Category: Glomerular Diseases

  • 1402 Glomerular Diseases: Clinical, Outcomes, and Therapeutics

Authors

  • Adisa, Oluwadamilola, Johns Hopkins University, Baltimore, Maryland, United States
  • Singh, Aditi, Johns Hopkins University, Baltimore, Maryland, United States
  • Acharya, Veena K., Johns Hopkins University, Baltimore, Maryland, United States
  • Cervantes, C. Elena, Johns Hopkins University, Baltimore, Maryland, United States
  • Rosenberg, Avi Z., Johns Hopkins University, Baltimore, Maryland, United States
  • Bagnasco, S.M., Johns Hopkins University, Baltimore, Maryland, United States
  • Hanouneh, Mohamad A., Johns Hopkins University, Baltimore, Maryland, United States
Introduction

Renal involvement in chronic lymphocytic leukemia (CLL) may present as glomerulonephritis (GN), interstitial nephritis, or direct infiltration. GN commonly appears as MPGN or minimal change disease, potentially causing nephrotic syndrome and renal insufficiency.

Case Description

A 75-year-old male presented with acute kidney injury (AKI) with serum creatinine (Scr) 1.4 mg/dl, urine protein-to-creatinine ratio (UPCR) 1,136 mg/g, and microscopic hematuria. Renal biopsy revealed MPGN with monoclonal immunoglobulin (Ig) deposits of IgG3 kappa type (Fig 1). Bone marrow biopsy confirmed a diagnosis of variant CLL characterized by a monoclonal kappa-restricted CD5-positive B-cell population. He was treated with Acalabrutinib, with remission and normalizing of Scr and UPCR.

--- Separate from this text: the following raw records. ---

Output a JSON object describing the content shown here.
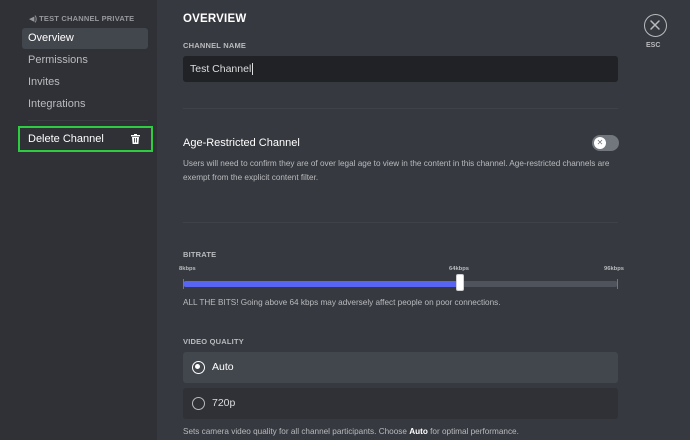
{
  "sidebar": {
    "channel_header": "TEST CHANNEL PRIVATE",
    "channel_icon": "speaker-icon",
    "items": [
      {
        "label": "Overview",
        "selected": true
      },
      {
        "label": "Permissions",
        "selected": false
      },
      {
        "label": "Invites",
        "selected": false
      },
      {
        "label": "Integrations",
        "selected": false
      }
    ],
    "delete_label": "Delete Channel",
    "delete_icon": "trash-icon",
    "highlight_color": "#2ecc40"
  },
  "main": {
    "title": "OVERVIEW",
    "channel_name": {
      "label": "CHANNEL NAME",
      "value": "Test Channel"
    },
    "age_restricted": {
      "title": "Age-Restricted Channel",
      "description": "Users will need to confirm they are of over legal age to view in the content in this channel. Age-restricted channels are exempt from the explicit content filter.",
      "enabled": false,
      "toggle_glyph": "✕"
    },
    "bitrate": {
      "label": "BITRATE",
      "ticks": [
        "8kbps",
        "64kbps",
        "96kbps"
      ],
      "min_kbps": 8,
      "max_kbps": 96,
      "value_kbps": 64,
      "note": "ALL THE BITS! Going above 64 kbps may adversely affect people on poor connections."
    },
    "video_quality": {
      "label": "VIDEO QUALITY",
      "options": [
        {
          "label": "Auto",
          "selected": true
        },
        {
          "label": "720p",
          "selected": false
        }
      ],
      "note_before": "Sets camera video quality for all channel participants. Choose ",
      "note_bold": "Auto",
      "note_after": " for optimal performance."
    }
  },
  "close": {
    "label": "ESC",
    "icon": "close-icon"
  },
  "colors": {
    "accent": "#5865f2",
    "background": "#36393f",
    "sidebar": "#2f3136"
  }
}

Two years later, he presented with nephrotic syndrome (UPCR 14,327 mg/g), microscopic hematuria, and AKI (Scr 1.96 mg/dL). Renal biopsy showed MPGN with polyclonal Ig deposits and focal interstitial infiltrates of CD20 and CD5-positive mononuclear cells (Fig 2). Bendamustine and Rituximab induction improved AKI and reduced UPCR to 2,281 mg/g.

Discussion

MPGN associated with CLL is commonly linked to monoclonal Ig deposition (like first presentation), with rare cases exhibiting a polyclonal pattern as seen in the second presentation. The pathogenesis involves several mechanisms: direct infiltration of the kidneys by leukemic cells, deposition of monoclonal Ig within the glomeruli, and/or immune complex deposition. These processes trigger immune-mediated injury to the glomeruli. Treatment is directed at the underlying hematologic malignancy, often resulting in disease remission in the kidneys.